Balancing individual and organisational priorities
The disconnect with the current approach to managing performance is deep-rooted in its construct. It views employees as any other resource tn be used judiciously for meeting organisational objectives and alignment of goals as a mechanism to ensure free will, and employee judgment can be effectively managed in the interest of the organisation. Such a thinking can be traced back to the origin of performance management as a concept and a significant influence of principles of scientific management during that period. Unlike the past, one cannot judge the contributing and its impact through the number of hours spent and the quantum of things done, but through the quality of output.
While the current framework has evolved significantly since, and progressive organisations have included aspects like Personal Develop Plan, continuous feedback, and leveraged technology, little has been done to change the fundamental construct, which still looks at employees from a lens far removed from reality. With AI, 3 D printing, and robotics taking away most of the repetitive manual jobs, the future would only be brighter for a knowledge worker.

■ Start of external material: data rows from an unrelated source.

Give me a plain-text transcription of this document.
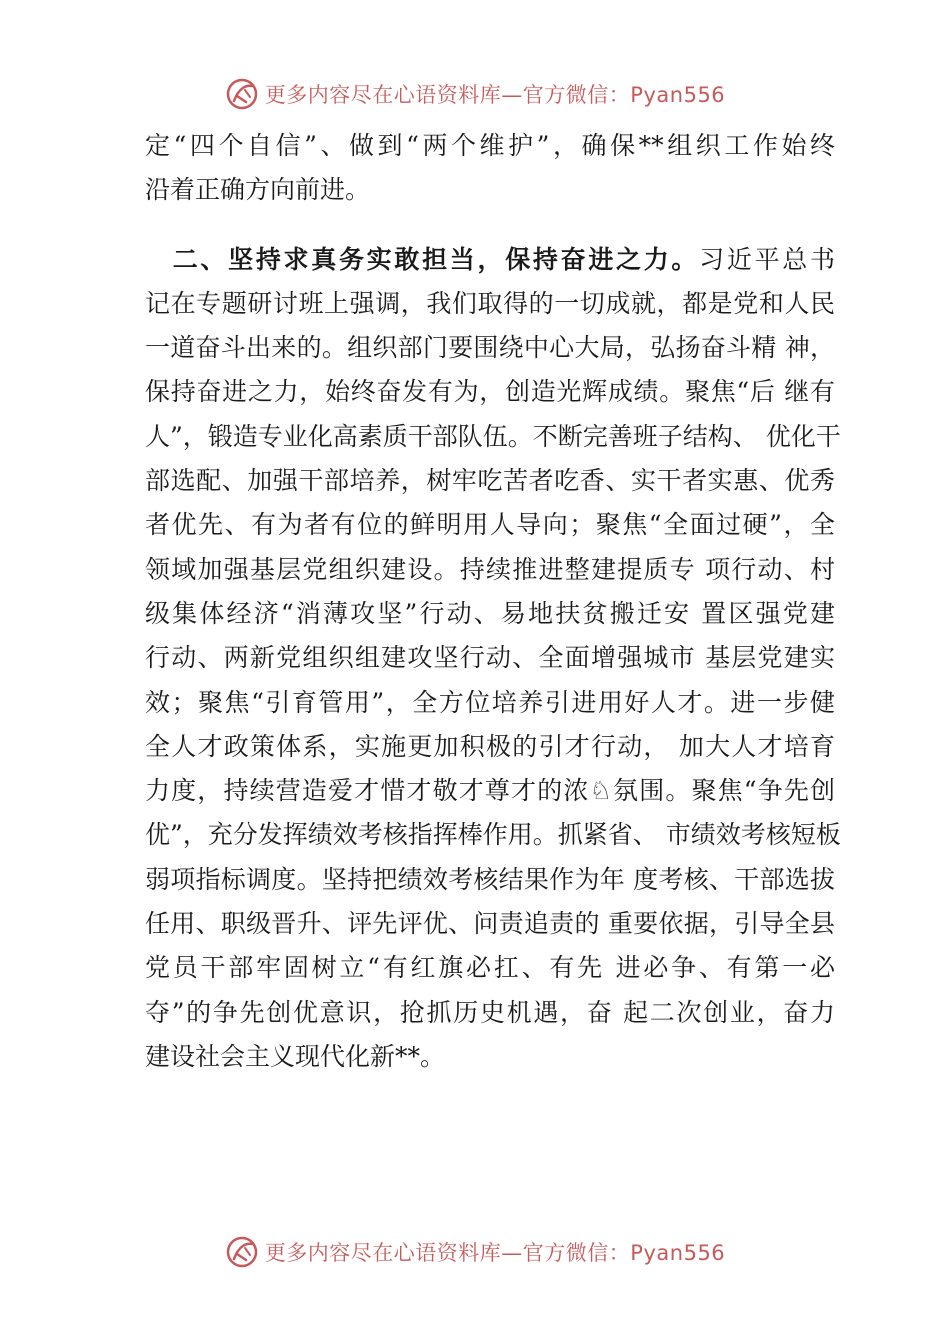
更多内容尽在心语资料库—官方微信：Pyan556
定“四个自信”、做到“两个维护”，确保**组织工作始终
沿着正确方向前进。
二、坚持求真务实敢担当，保持奋进之力。习近平总书
记在专题研讨班上强调，我们取得的一切成就，都是党和人民
一道奋斗出来的。组织部门要围绕中心大局，弘扬奋斗精 神，
保持奋进之力，始终奋发有为，创造光辉成绩。聚焦“后 继有
人”，锻造专业化高素质干部队伍。不断完善班子结构、 优化干
部选配、加强干部培养，树牢吃苦者吃香、实干者实惠、优秀
者优先、有为者有位的鲜明用人导向；聚焦“全面过硬”，全
领域加强基层党组织建设。持续推进整建提质专 项行动、村
级集体经济“消薄攻坚”行动、易地扶贫搬迁安 置区强党建
行动、两新党组织组建攻坚行动、全面增强城市 基层党建实
效；聚焦“引育管用”，全方位培养引进用好人才。进一步健
全人才政策体系，实施更加积极的引才行动， 加大人才培育
力度，持续营造爱才惜才敬才尊才的浓♘氛围。聚焦“争先创
优”，充分发挥绩效考核指挥棒作用。抓紧省、 市绩效考核短板
弱项指标调度。坚持把绩效考核结果作为年 度考核、干部选拔
任用、职级晋升、评先评优、问责追责的 重要依据，引导全县
党员干部牢固树立“有红旗必扛、有先 进必争、有第一必
夺”的争先创优意识，抢抓历史机遇，奋 起二次创业，奋力
建设社会主义现代化新**。
更多内容尽在心语资料库—官方微信：Pyan556
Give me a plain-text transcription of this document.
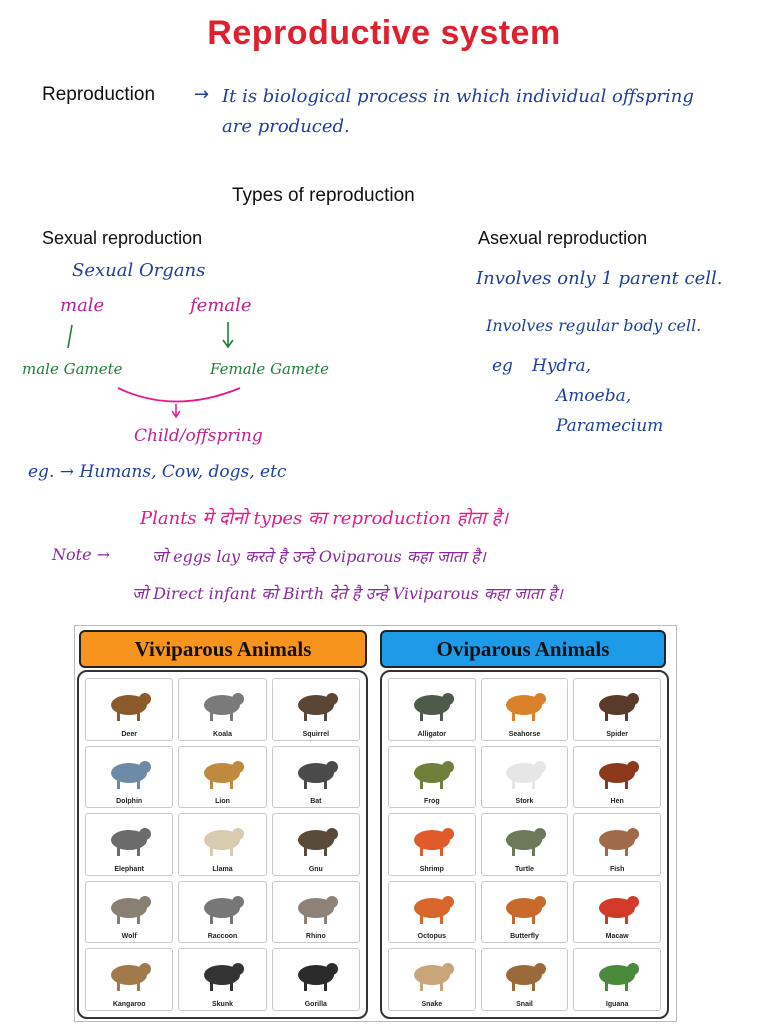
Reproductive system
Reproduction → It is biological process in which individual offspring
are produced.
Types of reproduction
Sexual reproduction
Sexual Organs
male	female
male Gamete	Female Gamete
Child/offspring
eg. → Humans, Cow, dogs, etc
Asexual reproduction
Involves only 1 parent cell.
Involves regular body cell.
eg Hydra,
Amoeba,
Paramecium
Plants मे दोनो types का reproduction होता है।
Note →	जो eggs lay करते है उन्हे Oviparous कहा जाता है।
जो Direct infant को Birth देते है उन्हे Viviparous कहा जाता है।
Viviparous Animals	Oviparous Animals
Deer	Koala	Squirrel
Dolphin	Lion	Bat
Elephant	Llama	Gnu
Wolf	Raccoon	Rhino
Kangaroo	Skunk	Gorilla
Alligator	Seahorse	Spider
Frog	Stork	Hen
Shrimp	Turtle	Fish
Octopus	Butterfly	Macaw
Snake	Snail	Iguana
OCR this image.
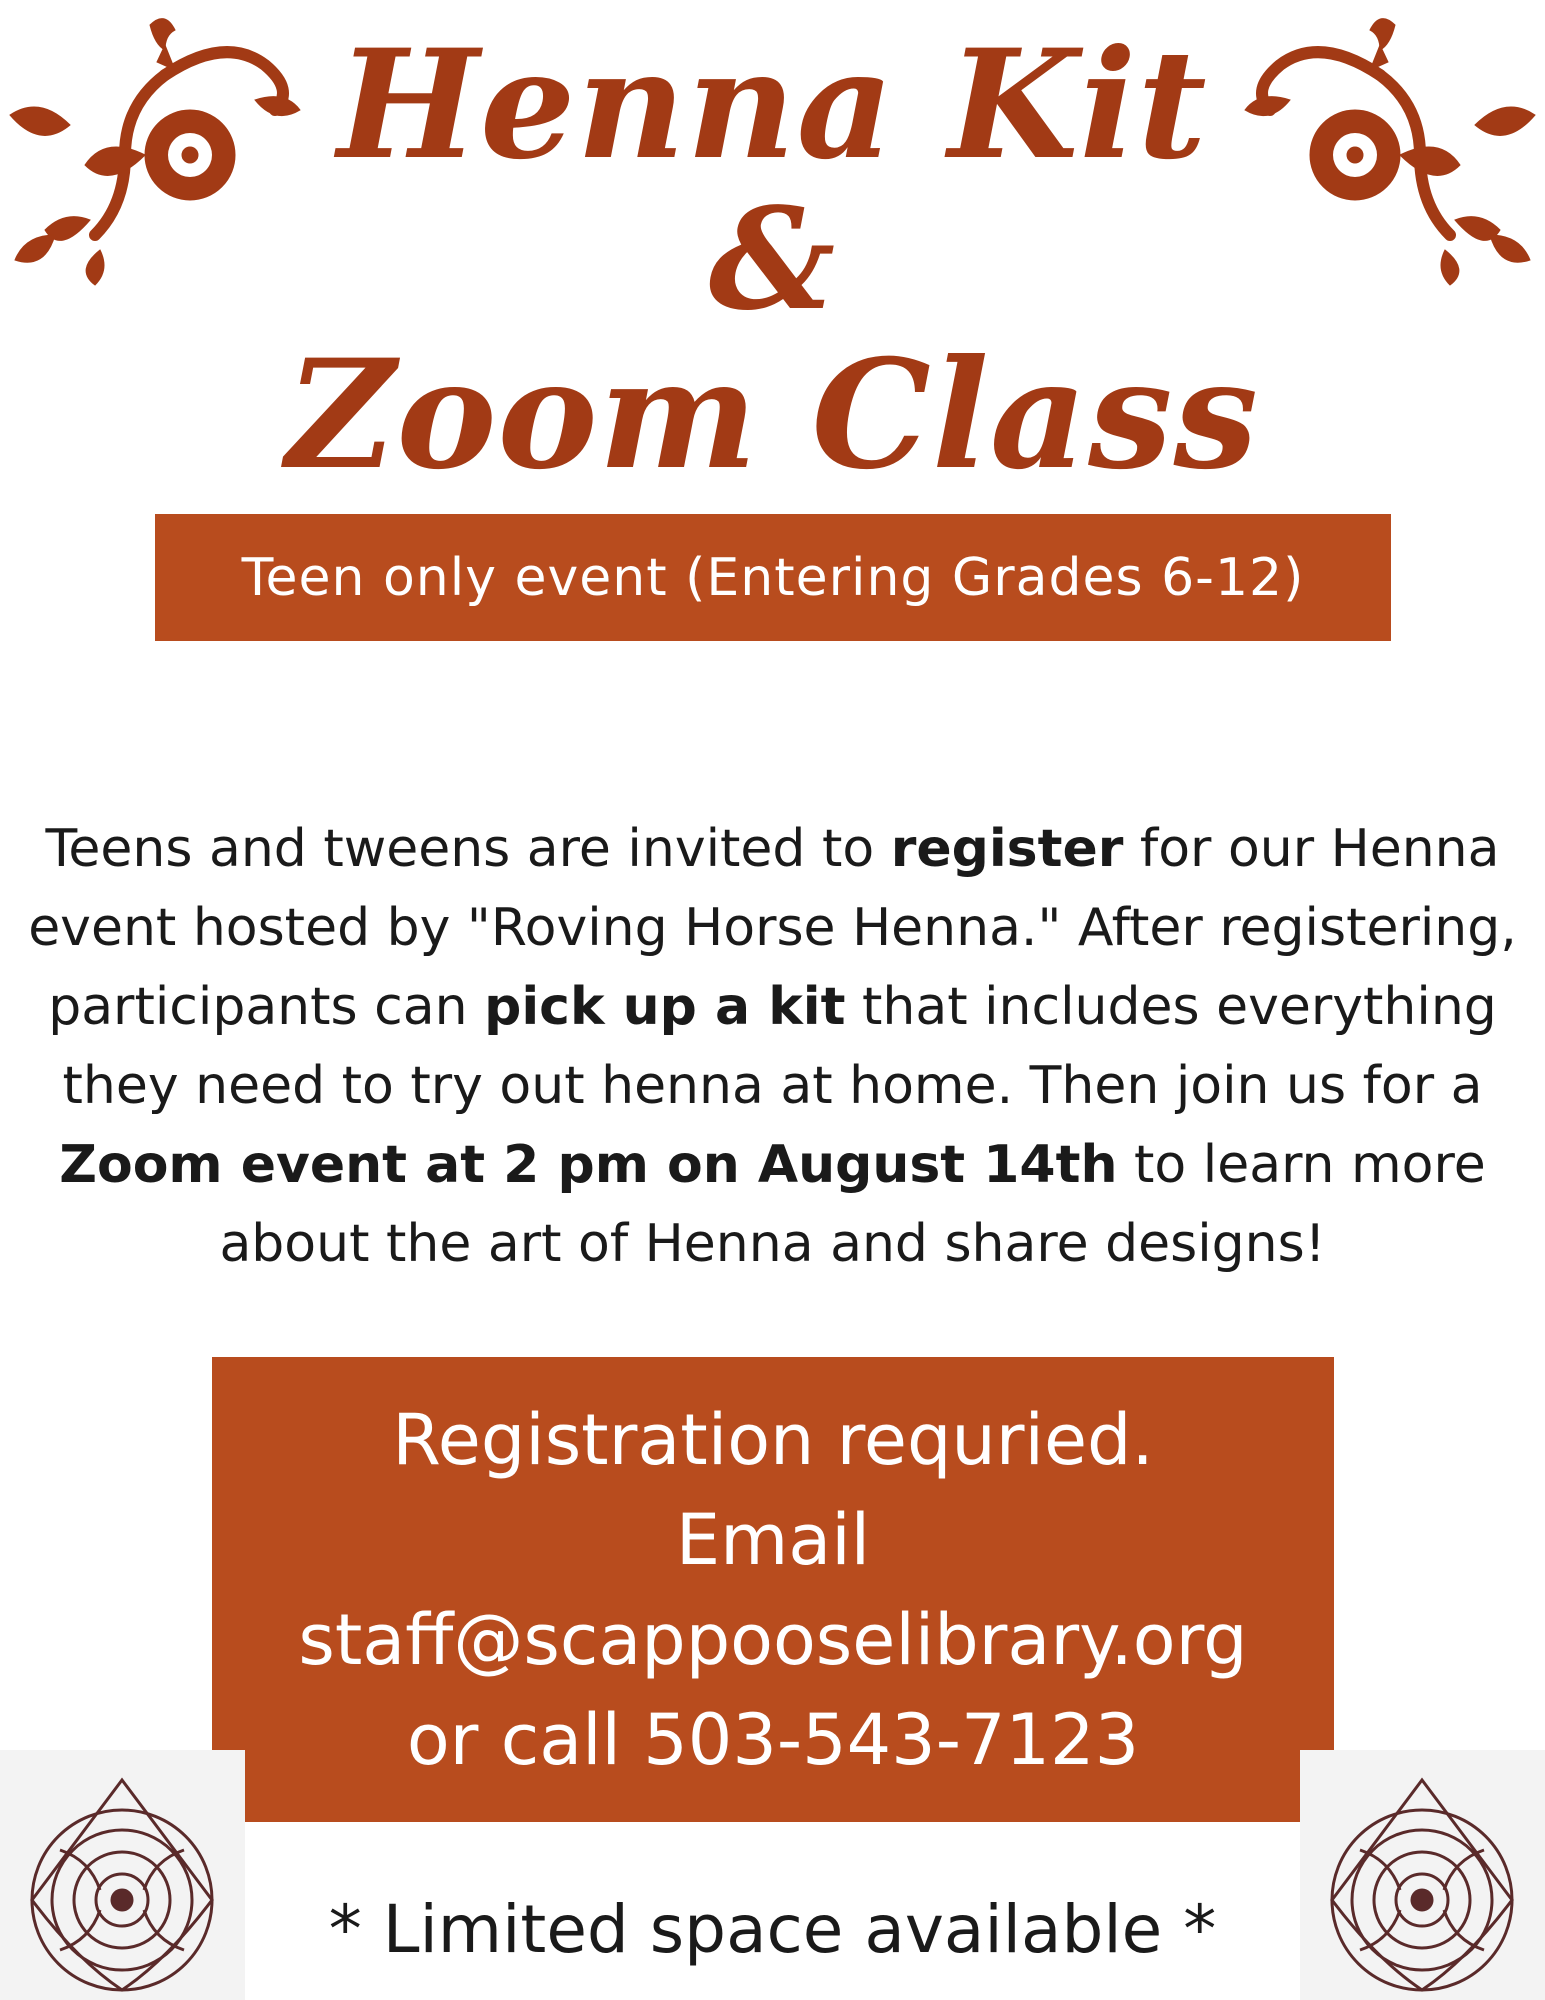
Henna Kit
&
Zoom Class
Teen only event (Entering Grades 6-12)

Teens and tweens are invited to register for our Henna event hosted by "Roving Horse Henna." After registering, participants can pick up a kit that includes everything they need to try out henna at home. Then join us for a Zoom event at 2 pm on August 14th to learn more about the art of Henna and share designs!

Registration requried.
Email
staff@scappooselibrary.org
or call 503-543-7123
* Limited space available *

This new age worker has an inherent want to be included, involved, consulted, or informed (as the case may be) on any decision making that may impact or influence his/her future growth prospects.
A performance framework to ensure that it can drive a culture of high performance and motivate new age workers to give their best has to ensure the following aspects needs a deliberation:
• Purpose: A new age worker wants to understand the purpose and scope of their role and how it contributes to the bigger picture.
• Autonomy: A new age worker wants empowerment to be able to discharge their role and its scope effectively.
• Content of role: The role should have the scope of innovation and help them improve their overall skills from a future employability perspective.
• Coaching: The new age worker is not looking for feedback but coaching and mentorship.
• Performance is a Journey: Performance is a continuous journey and involves a lot of discretionary effort and behaviour which is not always captured in the year-end output. Hence, it is difficult to summarise through a rating for a year.
• Rewards: The new age worker is looking to be rewarded appropriately, and within appropriate on-time for the Contribution, and not wait for the Annual performance cycle and Salary revision cycle.
Performance framework needs to put equal emphasis on the needs and aspiration of an individual as it considers organisational priorities. To be seen as a value-enhancing experience; the annual goal setting processes should be replaced with an arrangement that empowers employees to decide what initiatives within their scope of work would create maximum impact fnr business given business priorities.
Also, the talent and reward processes should be re-calibrated to align with the expectations of the new age workers. In simple words, if organisations expect their employees to be agile, they have an equally reasonable expectation from the new age employee to exhibit agility in such a manner that it recognises and rewards their contributions.